By Adam Tulloch
Tyler Perry’s new film For Colored Girl is an inspirational film dealing with issues and situations that no human being should have to face, including abuse, rape, domestic violence, abortion and abandonment.
For Colored Girls is one of Perry’s best featured pieces. It was a tragic and sensuous hybrid of poetry, dance, drama and feminist theology, based off the theatre piece For Colored Girls Who Have Considered Suicide When the Rainbow Is Enuf by Ntozakhe Shange.
Perry put together a great cast of actors and each character had to face a painful situation that sparked intense emotions flaring from each painful moment they had to endure. Each actor recited a poem from the original play adding up to approximately 20 poems throughout the film.

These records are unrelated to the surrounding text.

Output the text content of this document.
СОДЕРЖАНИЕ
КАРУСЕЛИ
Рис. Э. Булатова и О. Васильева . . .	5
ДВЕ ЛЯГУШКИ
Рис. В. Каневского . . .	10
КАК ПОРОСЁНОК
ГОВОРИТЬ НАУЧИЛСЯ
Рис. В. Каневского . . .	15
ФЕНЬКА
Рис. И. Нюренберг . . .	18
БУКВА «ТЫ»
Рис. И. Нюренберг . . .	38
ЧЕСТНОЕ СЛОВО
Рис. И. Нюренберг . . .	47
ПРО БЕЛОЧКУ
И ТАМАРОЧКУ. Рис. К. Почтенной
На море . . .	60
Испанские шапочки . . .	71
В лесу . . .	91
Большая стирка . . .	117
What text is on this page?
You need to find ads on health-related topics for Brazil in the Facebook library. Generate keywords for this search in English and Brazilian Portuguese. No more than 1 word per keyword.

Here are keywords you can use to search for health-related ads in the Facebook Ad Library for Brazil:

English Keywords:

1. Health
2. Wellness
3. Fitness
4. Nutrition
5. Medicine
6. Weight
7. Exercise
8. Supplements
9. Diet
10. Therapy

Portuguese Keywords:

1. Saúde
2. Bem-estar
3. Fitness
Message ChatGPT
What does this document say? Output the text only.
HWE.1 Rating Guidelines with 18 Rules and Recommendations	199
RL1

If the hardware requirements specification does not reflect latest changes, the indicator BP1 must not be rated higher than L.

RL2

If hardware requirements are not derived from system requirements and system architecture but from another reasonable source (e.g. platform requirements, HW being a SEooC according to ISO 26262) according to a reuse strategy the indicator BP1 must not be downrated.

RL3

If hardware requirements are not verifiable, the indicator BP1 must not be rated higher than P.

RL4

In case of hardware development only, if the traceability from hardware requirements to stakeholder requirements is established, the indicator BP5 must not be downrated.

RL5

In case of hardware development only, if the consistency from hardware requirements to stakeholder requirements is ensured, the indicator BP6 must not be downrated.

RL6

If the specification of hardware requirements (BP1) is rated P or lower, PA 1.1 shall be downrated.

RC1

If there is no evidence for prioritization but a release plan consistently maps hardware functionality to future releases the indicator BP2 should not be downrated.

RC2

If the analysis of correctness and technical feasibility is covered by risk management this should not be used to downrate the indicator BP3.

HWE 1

Each poem provides a vivid message to go along with each scene.
Phylicia Rashād played the role of Gilda, the apartment manager that guides Crystal (Kimberly Elise) and Tangie (Thandie Newton). Both Crystal and Tangie had to deal with insecurities in their lives. Tangie faces trails from her past that affects her mental state of mind were she needs a man to fulfill a void that she cannot fill without a different man that she is not committed to. When guided by Gilda, Tangie is the one to turn a new relief and becomes the one who helps her sister Nyla (Tessa Dunnington), who is a young girl facing teenage dilemma and deals with it alone. Nyla turns to Tangie, who together have a neglectful and not very close relationship.
Kelly (Kelly Washington) was a social worker who faced the same type of rape as Yasmine (Anika Noni Rose), where a trust was broken. Kelly had to deal with the lost of their innocence. Jo (Janet Jackson) dealt with her bi-curious husband that took her for granted and gave her the worst kind of devastating heartbreak that a couple should never have.
As far as Tyler Perry movies go, this film has its moment and overall should be considered as a well-rounded film.